[The following case centered on an ethnic slur and this post therefore includes two references to that slur.]

Reaffirming the First Amendment’s virtual prohibition on viewpoint discrimination, the Second Circuit recently held that New York state could not prohibit a vendor from participating in public lunch program simply because its name and menu featured ethnic slurs.

The case emerged from a dispute over access to the publicly owned Empire State Plaza in Albany, New York.  After years of contracting with a single vendor to supply food for a daily lunch program hosted in the plaza, New York’s Office of General Services (OGS) chose instead to feature a rotating line-up of food trucks—similar to Civic Center Eats program in Denver’s Civic Center Park—subject to a permitting regime.  Plaintiff Wandering Dago, Inc. (“WD”), which operates a food truck with the same name, applied to OGS for a vending permit.  Though the application proceeded normally at first, when OGS officials realized the term “dago” was an ethnic slur offensive to those of Italian, Spanish, and Portuguese origin, and also learned that WD’s menu contained other slurs, they denied the permit.

WD, whose owners named the truck as a nod to their Italian heritage and as a symbol of working-class solidarity, sued OGS, arguing primarily that its officials’ viewpoint-based permit denial violated the First Amendment.  The district court disagreed, granting summary judgment in the state’s favor.  WD appealed.

On appeal, the Second Circuit reversed, concluding that the denial constituted impermissible and unjustified viewpoint discrimination in violation of the First Amendment.  At the outset, the panel analyzed whether the state’s denial amounted to viewpoint discrimination or was instead a regulation on content.  Drawing from the Supreme Court’s recent decision in Matal v. Tam, 137 S. Ct. 1744 (2017), in which the Court held that the Patent Office could not refuse to trademark a band’s name simply because it contained an offensive word, the Second Circuit panel similarly concluded that because OGS denied WD’s application out of fear that WD’s name and menu would give offense, OGS had discriminated on the basis of viewpoint.  The panel further concluded that OGS could not justify that discrimination.

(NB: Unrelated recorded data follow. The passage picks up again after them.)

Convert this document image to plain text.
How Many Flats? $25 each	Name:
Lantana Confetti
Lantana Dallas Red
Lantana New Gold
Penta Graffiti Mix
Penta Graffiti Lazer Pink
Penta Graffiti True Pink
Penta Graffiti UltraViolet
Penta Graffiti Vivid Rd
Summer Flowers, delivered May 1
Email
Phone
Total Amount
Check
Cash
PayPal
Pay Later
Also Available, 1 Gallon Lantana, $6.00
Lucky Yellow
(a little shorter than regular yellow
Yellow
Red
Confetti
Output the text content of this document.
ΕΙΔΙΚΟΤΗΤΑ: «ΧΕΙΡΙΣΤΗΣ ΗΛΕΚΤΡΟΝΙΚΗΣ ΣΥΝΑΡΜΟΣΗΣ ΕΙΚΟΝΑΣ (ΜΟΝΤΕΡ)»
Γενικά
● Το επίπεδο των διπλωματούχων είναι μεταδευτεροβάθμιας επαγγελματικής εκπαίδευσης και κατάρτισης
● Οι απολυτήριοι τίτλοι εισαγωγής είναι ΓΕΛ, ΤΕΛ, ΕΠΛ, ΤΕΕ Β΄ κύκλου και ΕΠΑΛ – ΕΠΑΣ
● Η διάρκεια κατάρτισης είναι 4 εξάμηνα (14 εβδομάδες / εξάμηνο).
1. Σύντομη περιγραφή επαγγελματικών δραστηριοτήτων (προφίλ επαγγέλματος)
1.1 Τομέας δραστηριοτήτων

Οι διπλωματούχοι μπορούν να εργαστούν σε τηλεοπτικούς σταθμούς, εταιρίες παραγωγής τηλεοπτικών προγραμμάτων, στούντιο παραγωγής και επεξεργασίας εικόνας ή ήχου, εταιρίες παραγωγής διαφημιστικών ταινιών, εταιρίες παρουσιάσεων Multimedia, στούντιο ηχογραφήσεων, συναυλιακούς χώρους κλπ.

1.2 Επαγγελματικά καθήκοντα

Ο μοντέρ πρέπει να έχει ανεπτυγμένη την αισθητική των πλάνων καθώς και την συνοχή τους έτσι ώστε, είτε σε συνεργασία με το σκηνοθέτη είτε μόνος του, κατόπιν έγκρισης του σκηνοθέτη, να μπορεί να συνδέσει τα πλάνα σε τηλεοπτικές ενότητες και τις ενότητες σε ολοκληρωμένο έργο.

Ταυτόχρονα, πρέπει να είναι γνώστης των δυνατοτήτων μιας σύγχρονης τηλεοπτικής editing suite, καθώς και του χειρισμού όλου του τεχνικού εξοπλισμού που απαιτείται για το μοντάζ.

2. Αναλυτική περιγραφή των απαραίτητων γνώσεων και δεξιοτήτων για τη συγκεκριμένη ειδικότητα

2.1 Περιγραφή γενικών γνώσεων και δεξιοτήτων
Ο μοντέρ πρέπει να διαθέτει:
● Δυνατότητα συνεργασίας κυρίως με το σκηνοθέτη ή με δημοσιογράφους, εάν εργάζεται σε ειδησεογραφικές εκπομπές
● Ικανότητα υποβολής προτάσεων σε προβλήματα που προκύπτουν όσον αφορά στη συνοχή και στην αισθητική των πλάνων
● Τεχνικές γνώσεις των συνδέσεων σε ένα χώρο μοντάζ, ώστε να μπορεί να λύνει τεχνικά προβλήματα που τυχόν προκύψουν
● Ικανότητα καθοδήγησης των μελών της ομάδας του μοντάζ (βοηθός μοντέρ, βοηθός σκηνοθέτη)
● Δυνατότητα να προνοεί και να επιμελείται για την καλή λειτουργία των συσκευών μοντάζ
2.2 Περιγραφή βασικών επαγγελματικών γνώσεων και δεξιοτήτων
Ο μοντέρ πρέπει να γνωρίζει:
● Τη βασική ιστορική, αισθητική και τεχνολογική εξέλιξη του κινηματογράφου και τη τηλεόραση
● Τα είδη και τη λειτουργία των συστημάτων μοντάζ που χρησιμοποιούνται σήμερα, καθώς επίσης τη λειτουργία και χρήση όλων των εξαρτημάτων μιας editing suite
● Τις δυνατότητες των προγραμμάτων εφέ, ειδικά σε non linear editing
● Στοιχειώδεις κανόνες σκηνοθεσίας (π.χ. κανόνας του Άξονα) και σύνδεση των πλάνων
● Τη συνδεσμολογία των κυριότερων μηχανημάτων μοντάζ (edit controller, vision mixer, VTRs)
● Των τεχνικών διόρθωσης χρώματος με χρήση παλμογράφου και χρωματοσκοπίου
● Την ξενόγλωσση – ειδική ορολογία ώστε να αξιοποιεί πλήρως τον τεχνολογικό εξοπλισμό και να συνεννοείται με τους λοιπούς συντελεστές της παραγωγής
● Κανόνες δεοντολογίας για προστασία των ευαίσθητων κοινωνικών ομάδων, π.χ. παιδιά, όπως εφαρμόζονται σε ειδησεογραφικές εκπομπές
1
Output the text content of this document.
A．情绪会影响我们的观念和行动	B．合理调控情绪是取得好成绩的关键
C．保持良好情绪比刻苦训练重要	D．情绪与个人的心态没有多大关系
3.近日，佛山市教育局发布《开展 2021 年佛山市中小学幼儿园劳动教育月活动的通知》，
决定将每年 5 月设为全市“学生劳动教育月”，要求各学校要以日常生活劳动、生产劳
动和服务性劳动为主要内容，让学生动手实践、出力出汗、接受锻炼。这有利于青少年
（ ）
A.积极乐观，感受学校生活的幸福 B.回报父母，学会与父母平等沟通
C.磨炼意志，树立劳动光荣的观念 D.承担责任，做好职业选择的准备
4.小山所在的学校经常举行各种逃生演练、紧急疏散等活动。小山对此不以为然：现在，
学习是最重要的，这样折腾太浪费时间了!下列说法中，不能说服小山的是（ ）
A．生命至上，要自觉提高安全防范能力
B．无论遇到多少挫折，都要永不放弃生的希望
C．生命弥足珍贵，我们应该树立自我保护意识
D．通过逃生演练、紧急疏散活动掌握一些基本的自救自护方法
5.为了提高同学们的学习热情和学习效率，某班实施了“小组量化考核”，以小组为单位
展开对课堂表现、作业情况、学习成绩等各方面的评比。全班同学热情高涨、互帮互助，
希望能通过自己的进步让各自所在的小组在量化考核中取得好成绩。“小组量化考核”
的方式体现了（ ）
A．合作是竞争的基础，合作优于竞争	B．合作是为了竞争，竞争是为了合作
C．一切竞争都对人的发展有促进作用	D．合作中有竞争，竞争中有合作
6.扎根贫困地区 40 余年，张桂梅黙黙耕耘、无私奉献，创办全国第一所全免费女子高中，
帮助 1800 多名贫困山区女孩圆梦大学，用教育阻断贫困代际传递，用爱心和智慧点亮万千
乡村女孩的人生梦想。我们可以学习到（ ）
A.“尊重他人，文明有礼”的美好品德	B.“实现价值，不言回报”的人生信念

OGS raised two related theories in defense—that participating food trucks’ content was either government speech or government contractor speech, subject to regulation—but the Second Circuit rejected both.  In the panel’s view, no one could mistake the food trucks’ content as the government’s own, as might be the case with a monument, license plate, or contractor representing the government.  Because they lacked that essential connection, the court concluded, they did not fall with any component of the government speech doctrine.

Having found that OGS’s denial violated the First Amendment (as well as the Equal Protection Clause on a select-enforcement theory), the panel reversed and remanded the to the district court for entry of an order consistent with that conclusion.